Former Ohio House Speaker Finally Heading To Trial

Former Ohio House Speaker Set To Go on Trial Soon

( – In July 2020, US Attorney for the Southern District of Ohio David DeVillers joined FBI Special Agent in Charge Chris Hoffman to announce the criminal charges filed against Ohio House Speaker Larry Householder (R) and four others. Authorities accused the group of conspiracy to participate in the conduct of an enterprise’s affairs through racketeering activity. That offense can include crimes like murder, kidnapping, extortion, and bribery. Two and a half years later, the trial is starting.

The case against Householder, slated to start this week, centers around a $60-million bribery scheme. According to the indictment, the former lawmaker accepted a payout from an energy company in exchange for his help in passing House Bill 6. The legislation was essentially a $1-million bailout for two nuclear power plants.
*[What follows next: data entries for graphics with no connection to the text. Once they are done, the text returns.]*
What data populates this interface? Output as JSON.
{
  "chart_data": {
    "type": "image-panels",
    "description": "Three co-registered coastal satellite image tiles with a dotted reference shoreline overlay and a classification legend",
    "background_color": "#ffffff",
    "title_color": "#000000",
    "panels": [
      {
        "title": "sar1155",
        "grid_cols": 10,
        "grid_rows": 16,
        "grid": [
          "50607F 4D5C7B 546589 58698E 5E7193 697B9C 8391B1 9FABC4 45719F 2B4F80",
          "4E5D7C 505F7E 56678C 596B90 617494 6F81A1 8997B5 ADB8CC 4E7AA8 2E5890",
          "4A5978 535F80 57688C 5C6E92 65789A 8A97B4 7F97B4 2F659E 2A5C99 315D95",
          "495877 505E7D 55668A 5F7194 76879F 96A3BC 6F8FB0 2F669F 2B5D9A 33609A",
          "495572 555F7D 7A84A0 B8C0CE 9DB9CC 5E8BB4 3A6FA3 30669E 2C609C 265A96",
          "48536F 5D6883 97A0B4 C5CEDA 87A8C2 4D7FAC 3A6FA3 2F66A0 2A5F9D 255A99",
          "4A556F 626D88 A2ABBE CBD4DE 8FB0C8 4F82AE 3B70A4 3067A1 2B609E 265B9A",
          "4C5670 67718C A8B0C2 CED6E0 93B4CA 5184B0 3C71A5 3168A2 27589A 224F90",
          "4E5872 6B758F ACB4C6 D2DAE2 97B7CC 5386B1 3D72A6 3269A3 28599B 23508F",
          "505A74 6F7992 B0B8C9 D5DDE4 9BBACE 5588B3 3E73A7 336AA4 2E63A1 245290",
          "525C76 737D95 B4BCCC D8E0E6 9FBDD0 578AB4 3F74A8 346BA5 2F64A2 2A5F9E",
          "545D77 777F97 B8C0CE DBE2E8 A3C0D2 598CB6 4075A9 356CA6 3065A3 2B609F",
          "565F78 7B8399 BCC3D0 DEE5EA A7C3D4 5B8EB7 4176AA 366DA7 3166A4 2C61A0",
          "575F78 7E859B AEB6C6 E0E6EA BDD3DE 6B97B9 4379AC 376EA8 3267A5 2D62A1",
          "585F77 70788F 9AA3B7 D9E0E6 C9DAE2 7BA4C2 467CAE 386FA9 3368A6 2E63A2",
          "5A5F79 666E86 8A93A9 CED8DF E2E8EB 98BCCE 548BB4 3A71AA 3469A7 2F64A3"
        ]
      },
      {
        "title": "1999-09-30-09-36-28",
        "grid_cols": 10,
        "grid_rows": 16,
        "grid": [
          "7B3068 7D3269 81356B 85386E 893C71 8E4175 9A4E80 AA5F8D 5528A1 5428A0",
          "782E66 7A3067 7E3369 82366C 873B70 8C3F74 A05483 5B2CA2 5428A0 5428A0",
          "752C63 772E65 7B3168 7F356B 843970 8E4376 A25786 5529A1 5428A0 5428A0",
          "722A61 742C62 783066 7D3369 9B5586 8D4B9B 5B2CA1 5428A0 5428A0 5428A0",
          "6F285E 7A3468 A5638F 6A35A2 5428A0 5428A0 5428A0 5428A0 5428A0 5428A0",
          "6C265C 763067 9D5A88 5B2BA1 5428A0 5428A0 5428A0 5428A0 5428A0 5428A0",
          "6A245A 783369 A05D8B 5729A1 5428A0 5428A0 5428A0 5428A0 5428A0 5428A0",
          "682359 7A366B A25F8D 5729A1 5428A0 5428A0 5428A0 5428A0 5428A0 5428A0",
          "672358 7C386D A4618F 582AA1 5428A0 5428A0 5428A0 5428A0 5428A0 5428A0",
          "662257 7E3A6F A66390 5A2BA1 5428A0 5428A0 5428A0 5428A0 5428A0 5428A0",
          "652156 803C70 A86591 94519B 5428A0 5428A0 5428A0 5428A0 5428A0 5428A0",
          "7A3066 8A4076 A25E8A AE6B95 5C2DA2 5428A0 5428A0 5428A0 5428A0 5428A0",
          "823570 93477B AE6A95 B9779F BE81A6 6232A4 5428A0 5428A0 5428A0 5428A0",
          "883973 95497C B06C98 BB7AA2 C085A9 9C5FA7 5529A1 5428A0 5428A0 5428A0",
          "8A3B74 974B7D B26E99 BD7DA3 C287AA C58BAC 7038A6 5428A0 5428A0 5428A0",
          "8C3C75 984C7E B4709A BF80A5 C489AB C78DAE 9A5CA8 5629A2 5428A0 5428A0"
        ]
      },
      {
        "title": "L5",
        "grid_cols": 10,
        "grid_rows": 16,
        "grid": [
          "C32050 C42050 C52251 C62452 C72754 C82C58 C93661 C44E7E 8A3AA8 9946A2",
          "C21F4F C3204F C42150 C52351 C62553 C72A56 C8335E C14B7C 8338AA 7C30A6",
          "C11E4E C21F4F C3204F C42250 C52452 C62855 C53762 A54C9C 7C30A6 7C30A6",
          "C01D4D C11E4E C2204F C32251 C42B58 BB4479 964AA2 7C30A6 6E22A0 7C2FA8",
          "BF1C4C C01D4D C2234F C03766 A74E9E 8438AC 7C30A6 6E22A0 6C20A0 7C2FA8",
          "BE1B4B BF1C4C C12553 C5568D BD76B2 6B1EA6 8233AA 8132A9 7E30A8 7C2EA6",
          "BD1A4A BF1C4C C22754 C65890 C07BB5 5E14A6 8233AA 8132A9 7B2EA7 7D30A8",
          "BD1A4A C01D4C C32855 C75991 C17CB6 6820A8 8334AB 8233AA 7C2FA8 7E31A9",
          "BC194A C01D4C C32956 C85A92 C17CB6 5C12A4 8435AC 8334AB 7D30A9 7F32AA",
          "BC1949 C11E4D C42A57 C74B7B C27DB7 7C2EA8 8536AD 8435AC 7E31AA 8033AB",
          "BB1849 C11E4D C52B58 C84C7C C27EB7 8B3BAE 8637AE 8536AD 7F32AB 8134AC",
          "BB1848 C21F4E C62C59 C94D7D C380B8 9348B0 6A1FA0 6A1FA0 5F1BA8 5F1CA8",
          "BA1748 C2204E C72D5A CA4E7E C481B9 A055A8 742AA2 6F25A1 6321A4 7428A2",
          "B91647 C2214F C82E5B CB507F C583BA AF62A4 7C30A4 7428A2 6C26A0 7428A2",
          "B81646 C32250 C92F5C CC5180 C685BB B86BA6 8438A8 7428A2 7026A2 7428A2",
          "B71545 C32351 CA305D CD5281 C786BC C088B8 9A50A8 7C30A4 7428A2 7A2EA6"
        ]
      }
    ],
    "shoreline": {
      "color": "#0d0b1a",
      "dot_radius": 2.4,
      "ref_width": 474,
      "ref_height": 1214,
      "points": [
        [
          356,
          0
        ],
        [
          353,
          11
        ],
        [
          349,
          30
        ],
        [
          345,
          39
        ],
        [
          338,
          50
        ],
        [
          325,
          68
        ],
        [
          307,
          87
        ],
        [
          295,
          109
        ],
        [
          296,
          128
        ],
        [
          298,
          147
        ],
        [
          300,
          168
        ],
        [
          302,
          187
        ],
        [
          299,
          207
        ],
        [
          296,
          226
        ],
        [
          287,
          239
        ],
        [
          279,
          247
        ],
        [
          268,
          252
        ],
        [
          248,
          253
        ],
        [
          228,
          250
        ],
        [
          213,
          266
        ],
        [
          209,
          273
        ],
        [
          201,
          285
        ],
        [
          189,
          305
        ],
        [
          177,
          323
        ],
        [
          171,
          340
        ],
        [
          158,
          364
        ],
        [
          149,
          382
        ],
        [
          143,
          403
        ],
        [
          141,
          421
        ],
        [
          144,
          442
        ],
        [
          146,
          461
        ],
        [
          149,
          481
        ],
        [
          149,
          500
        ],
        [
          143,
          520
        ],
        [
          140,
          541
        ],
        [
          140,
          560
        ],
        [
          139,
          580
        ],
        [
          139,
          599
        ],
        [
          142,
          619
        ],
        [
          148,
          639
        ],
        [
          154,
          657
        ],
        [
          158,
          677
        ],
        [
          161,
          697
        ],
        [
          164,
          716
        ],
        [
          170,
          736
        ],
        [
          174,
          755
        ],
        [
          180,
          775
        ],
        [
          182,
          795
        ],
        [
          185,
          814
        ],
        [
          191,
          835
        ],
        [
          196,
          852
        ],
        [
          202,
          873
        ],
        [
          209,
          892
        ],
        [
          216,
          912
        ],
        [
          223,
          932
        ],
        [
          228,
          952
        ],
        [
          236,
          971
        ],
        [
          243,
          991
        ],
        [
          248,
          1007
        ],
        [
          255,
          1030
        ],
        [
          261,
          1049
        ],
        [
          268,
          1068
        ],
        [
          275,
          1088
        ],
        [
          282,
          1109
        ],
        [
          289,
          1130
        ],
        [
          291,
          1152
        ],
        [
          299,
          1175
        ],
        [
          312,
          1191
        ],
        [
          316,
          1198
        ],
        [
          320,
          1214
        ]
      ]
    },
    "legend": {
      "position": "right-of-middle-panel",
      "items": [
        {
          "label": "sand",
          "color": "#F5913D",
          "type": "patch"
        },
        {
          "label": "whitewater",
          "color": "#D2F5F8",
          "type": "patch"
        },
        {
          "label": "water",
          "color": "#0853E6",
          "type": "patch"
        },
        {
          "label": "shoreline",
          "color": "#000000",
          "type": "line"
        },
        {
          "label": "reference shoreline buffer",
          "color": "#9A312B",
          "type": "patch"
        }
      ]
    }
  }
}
Householder didn’t accept the money directly, however. Instead, he allegedly set up a dummy corporation called Generation Now to launder the funds over the course of three years. That money, authorities say, was then funneled to the Ohio politician. USA Today noted that court documents accused Householder of directing at least $1 million from the phony business to launch negative ads against his opponents so he could become speaker of the House and ensure the passage of the House bill — as promised.

Following his indictment, members of the Ohio House expelled the former Ohio speaker. His removal from power was the first time the state’s lower chamber made such a move in well over a century. Fox News reported Householder’s attorneys plan to argue that there was no nefarious scheme, alleging the transaction was simply standard practice in politics.

Prosecutors have a different view. They believe Householder’s actions rise to the level of illegal racketeering, and the lawyers plan to use emails, texts, phone calls, documents, and witness testimony to prove their case. If convicted, the former politician could face up to 20 years behind bars.